The record before us consists of the pleadings, depositions, the statements of facts prepared for the appeal in the venue case, and the affidavit of Lloyd Dyess. Neither Stephens nor Sabinske filed affidavits in support of their motion for summary judgment.

The affidavit of Dyess contains additional evidence which was not presented in the venue hearing. We quote from the affidavit:

“Ernie Dunn was killed on the west slope of one of the channels, when R. M. Stephens, while backing up the slope, backed over Ernie Dunn with the back dual wheels of a truck being used on the project and owned by Mr. Sabinske. On the day that Ernie Dunn was killed, he had been operating a bulldozer and had thrown the track. We were going to use the truck which ran over Ernie Dunn in order to get the track back on the bulldozer. The truck was in the bottom of a channel Tuning north and south. The channel was sloped upwardly at about a 45 degree angle. The bottom of the channel was approximately 40 feet wide. The slope on the west side of the channel was 30 to 40 steps.

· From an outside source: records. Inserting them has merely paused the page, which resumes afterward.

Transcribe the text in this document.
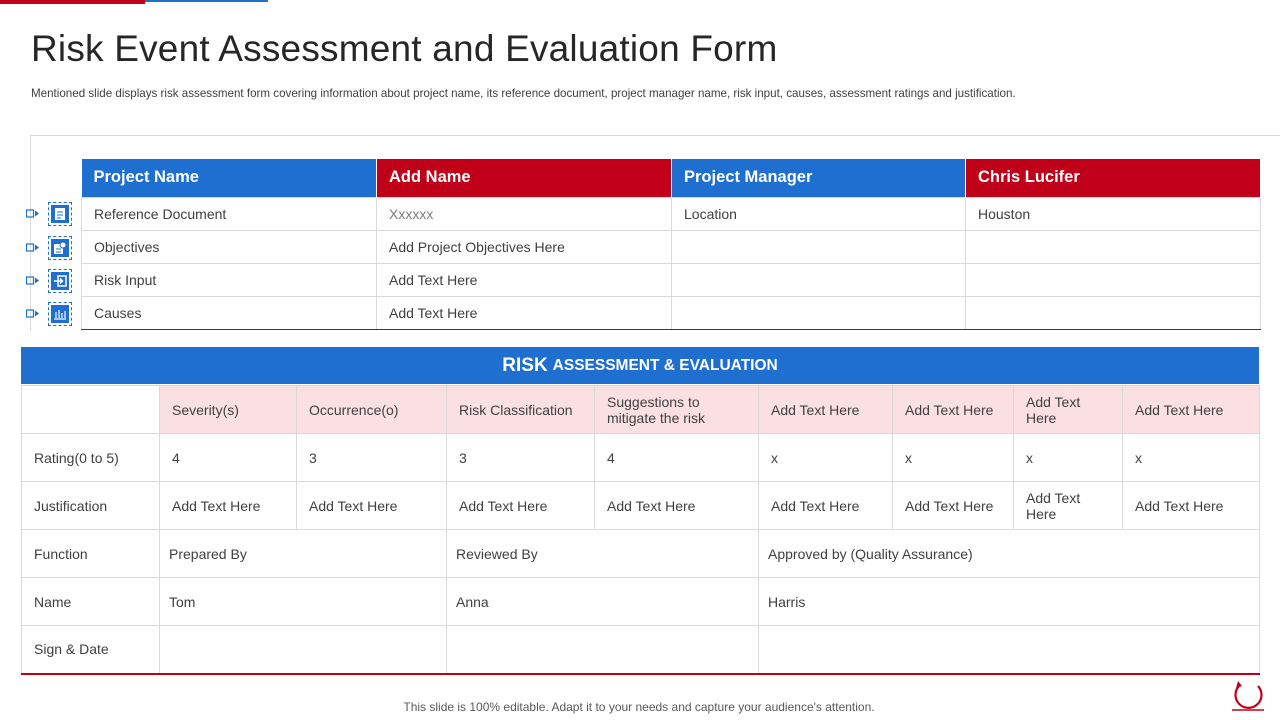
Risk Event Assessment and Evaluation Form

Mentioned slide displays risk assessment form covering information about project name, its reference document, project manager name, risk input, causes, assessment ratings and justification.

Project Name	Add Name	Project Manager	Chris Lucifer
Reference Document	Xxxxxx	Location	Houston
Objectives	Add Project Objectives Here		
Risk Input	Add Text Here		
Causes	Add Text Here		
RISK ASSESSMENT & EVALUATION
	Severity(s)	Occurrence(o)	Risk Classification	Suggestions to mitigate the risk	Add Text Here	Add Text Here	Add Text Here	Add Text Here
Rating(0 to 5)	4	3	3	4	x	x	x	x
Justification	Add Text Here	Add Text Here	Add Text Here	Add Text Here	Add Text Here	Add Text Here	Add Text Here	Add Text Here
Function	Prepared By		Reviewed By		Approved by (Quality Assurance)			
Name	Tom		Anna		Harris			
Sign & Date								

This slide is 100% editable. Adapt it to your needs and capture your audience's attention.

Ernie Dunn was killed seven steps down from the top of the slope.
The last few days before Ernie Dunn was killed, R. M. Stephens cursed him quite a bit in front of me and the other workers. A day or two before the accident Ernie Dunn and I were sitting around eating our lunch when out of the clear blue R. M. Stephens told him ‘if you would shut your God damn mouth, you might get more work done.’ R. M. Stephens acted like he was mad because Ernie was saying anything to his fellow employees and seemed to me like he held a grudge against Ernie. Two or three days before the accident, R. M. Stephens told me that he was firing Ernie.”
“After we got it started, Ernie Dunn unhitched the chains with which we pulled the truck from the truck and tractor and started carring the chains up the west slope of the channel toward a pickup. I pulled my tractor up and parked it. Ernie Dunn had put the chains, one end on his shoulder and one end in his hand, and had started up the slope on an angle sort of in a southwesterly direction from the truck.